[FOM] regular expressions

Vaughan Pratt pratt at cs.stanford.edu
Tue Oct 30 21:29:19 EDT 2007


Adam Kolany wrote:
> I am sorry for possibly trivial questions:
>     1. Is the problem of equality of languages given by two regular
> expresions equal decidable?
>     2. Is there a (decidable) formal system for proving the above
> equalities?

Normally one would just answer this in the affirmative and point to any 
good automata text such as Hopcroft and Ullman, Lewis and Papadimitriou, 
Sipser, etc.  However this is a nice example of where there is a really 
slick proof that is essentially categorical in nature (exhibit the 
initial automaton and then the final automaton in the category of all 
deterministic automata accepting L) yet which doesn't require knowing 
any category theory to appreciate.  (Another such is the proof that two 
algebras freely generated by sets of the same cardinality are 
isomorphic.)  I believe the late Joe Goguen was the first to point this 
out.  I like this story enough that I can't resist telling it here.

For this purpose a deterministic automaton is any graph with set Q of 
vertices, possibly infinite, with one start state and an arbitrary set 
of final states (possibly empty, possibly all of Q), such that there are 
exactly |S| edges leaving each state, called the *transitions* from that 
state, each labeled with a different letter of the alphabet S.  Two or 
more of the edges from one state may go to the same state (this is the 
usual dispensation permitted for directed graphs whose edges are 
labeled---without labels graph theorists only allow one edge per ordered 
pair of vertices though category theorists don't feel so constrained). 
There are no epsilon transitions, every edge must be labeled with a 
single letter.

The crucial propositions are as follows.

Proposition 1.  Given any language L, as a subset of S*, there exists a 
canonical deterministic automaton A_L recognizing L.

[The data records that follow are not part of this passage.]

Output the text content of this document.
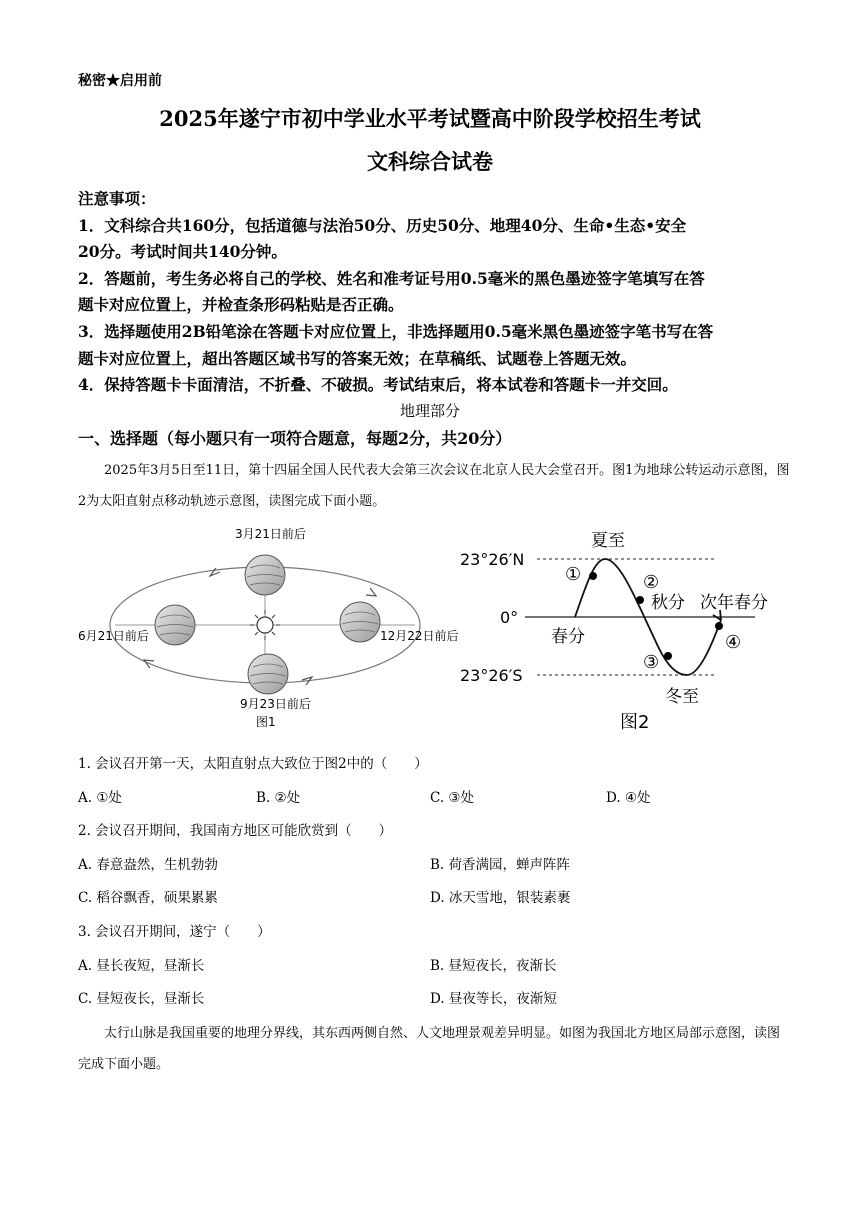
秘密★启用前
2025年遂宁市初中学业水平考试暨高中阶段学校招生考试
文科综合试卷

注意事项：

1．文科综合共160分，包括道德与法治50分、历史50分、地理40分、生命•生态•安全

20分。考试时间共140分钟。

2．答题前，考生务必将自己的学校、姓名和准考证号用0.5毫米的黑色墨迹签字笔填写在答

题卡对应位置上，并检查条形码粘贴是否正确。

3．选择题使用2B铅笔涂在答题卡对应位置上，非选择题用0.5毫米黑色墨迹签字笔书写在答

题卡对应位置上，超出答题区域书写的答案无效；在草稿纸、试题卷上答题无效。

4．保持答题卡卡面清洁，不折叠、不破损。考试结束后，将本试卷和答题卡一并交回。

地理部分
一、选择题（每小题只有一项符合题意，每题2分，共20分）
2025年3月5日至11日，第十四届全国人民代表大会第三次会议在北京人民大会堂召开。图1为地球公转运动示意图，图2为太阳直射点移动轨迹示意图，读图完成下面小题。
3月21日前后
6月21日前后	12月22日前后
9月23日前后
图1
23°26′N
0°
23°26′S
夏至
秋分 次年春分
春分
冬至
①	②
③
④
图2
1. 会议召开第一天，太阳直射点大致位于图2中的（　　）
A. ①处	B. ②处	C. ③处	D. ④处
2. 会议召开期间，我国南方地区可能欣赏到（　　）
A. 春意盎然，生机勃勃	B. 荷香满园，蝉声阵阵
C. 稻谷飘香，硕果累累	D. 冰天雪地，银装素裹
3. 会议召开期间，遂宁（　　）
A. 昼长夜短，昼渐长	B. 昼短夜长，夜渐长
C. 昼短夜长，昼渐长	D. 昼夜等长，夜渐短
太行山脉是我国重要的地理分界线，其东西两侧自然、人文地理景观差异明显。如图为我国北方地区局部示意图，读图完成下面小题。
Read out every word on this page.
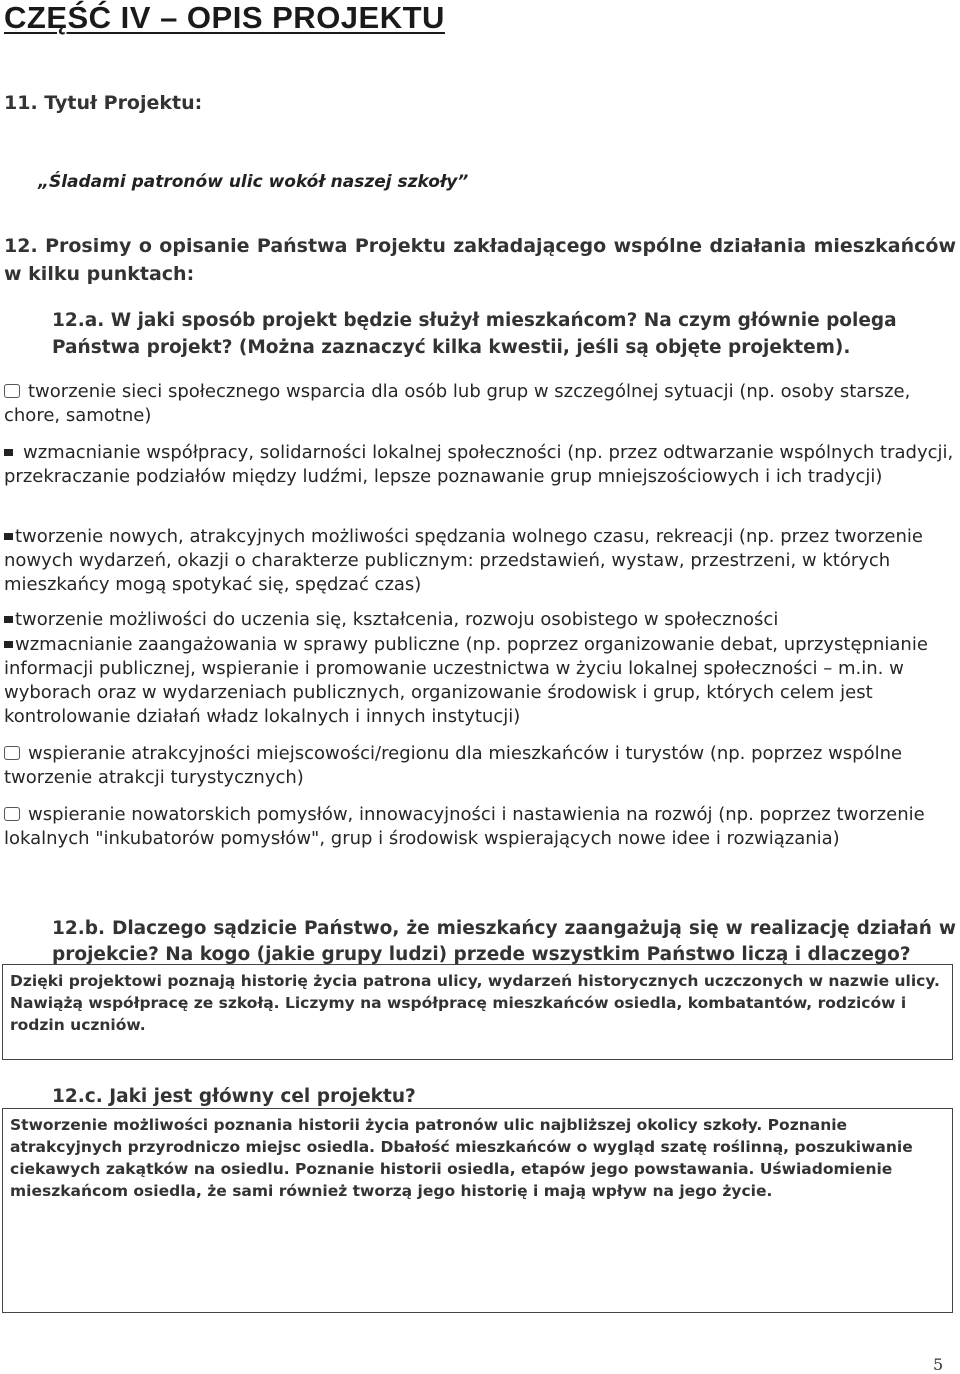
CZĘŚĆ IV – OPIS PROJEKTU
11. Tytuł Projektu:
„Śladami patronów ulic wokół naszej szkoły”
12. Prosimy o opisanie Państwa Projektu zakładającego wspólne działania mieszkańców w kilku punktach:
12.a. W jaki sposób projekt będzie służył mieszkańcom? Na czym głównie polega Państwa projekt? (Można zaznaczyć kilka kwestii, jeśli są objęte projektem).
tworzenie sieci społecznego wsparcia dla osób lub grup w szczególnej sytuacji (np. osoby starsze, chore, samotne)
wzmacnianie współpracy, solidarności lokalnej społeczności (np. przez odtwarzanie wspólnych tradycji, przekraczanie podziałów między ludźmi, lepsze poznawanie grup mniejszościowych i ich tradycji)
tworzenie nowych, atrakcyjnych możliwości spędzania wolnego czasu, rekreacji (np. przez tworzenie nowych wydarzeń, okazji o charakterze publicznym: przedstawień, wystaw, przestrzeni, w których mieszkańcy mogą spotykać się, spędzać czas)
tworzenie możliwości do uczenia się, kształcenia, rozwoju osobistego w społeczności
wzmacnianie zaangażowania w sprawy publiczne (np. poprzez organizowanie debat, uprzystępnianie informacji publicznej, wspieranie i promowanie uczestnictwa w życiu lokalnej społeczności – m.in. w wyborach oraz w wydarzeniach publicznych, organizowanie środowisk i grup, których celem jest kontrolowanie działań władz lokalnych i innych instytucji)
wspieranie atrakcyjności miejscowości/regionu dla mieszkańców i turystów (np. poprzez wspólne tworzenie atrakcji turystycznych)
wspieranie nowatorskich pomysłów, innowacyjności i nastawienia na rozwój (np. poprzez tworzenie lokalnych "inkubatorów pomysłów", grup i środowisk wspierających nowe idee i rozwiązania)
12.b. Dlaczego sądzicie Państwo, że mieszkańcy zaangażują się w realizację działań w projekcie? Na kogo (jakie grupy ludzi) przede wszystkim Państwo liczą i dlaczego?
Dzięki projektowi poznają historię życia patrona ulicy, wydarzeń historycznych uczczonych w nazwie ulicy. Nawiążą współpracę ze szkołą. Liczymy na współpracę mieszkańców osiedla, kombatantów, rodziców i rodzin uczniów.
12.c. Jaki jest główny cel projektu?
Stworzenie możliwości poznania historii życia patronów ulic najbliższej okolicy szkoły. Poznanie atrakcyjnych przyrodniczo miejsc osiedla. Dbałość mieszkańców o wygląd szatę roślinną, poszukiwanie ciekawych zakątków na osiedlu. Poznanie historii osiedla, etapów jego powstawania. Uświadomienie mieszkańcom osiedla, że sami również tworzą jego historię i mają wpływ na jego życie.
5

(L need not be regular, or recursive, or recursively enumerable, it can 
be any language whatsoever.)

Proposition 2.  Any regular expression denoting a language L can be 
effectively transformed into A_L with a number of states at most 
exponential in the size of the regular expression.

For Proposition 1, take an infinite tree T all of whose vertices are of 
out-degree the cardinality s of the alphabet S.  All are of in-degree 1 
save the root vertex which is of in-degree zero.  There are no 
leaves---all paths are infinite.

Label the s edges leaving each vertex of T with the respective s letters 
of S.

Label the vertices of T with words from S* according to the labels on 
the path to that vertex from the root.  Thus the root will be labeled 
epsilon (the empty word), the s vertices immediately below the root will 
be labeled with the s one-letter words, and the s^n vertices n levels 
below the root will be labeled with the s^n n-letter words, for all 
natural numbers n (which is why every path from the root must be infinite).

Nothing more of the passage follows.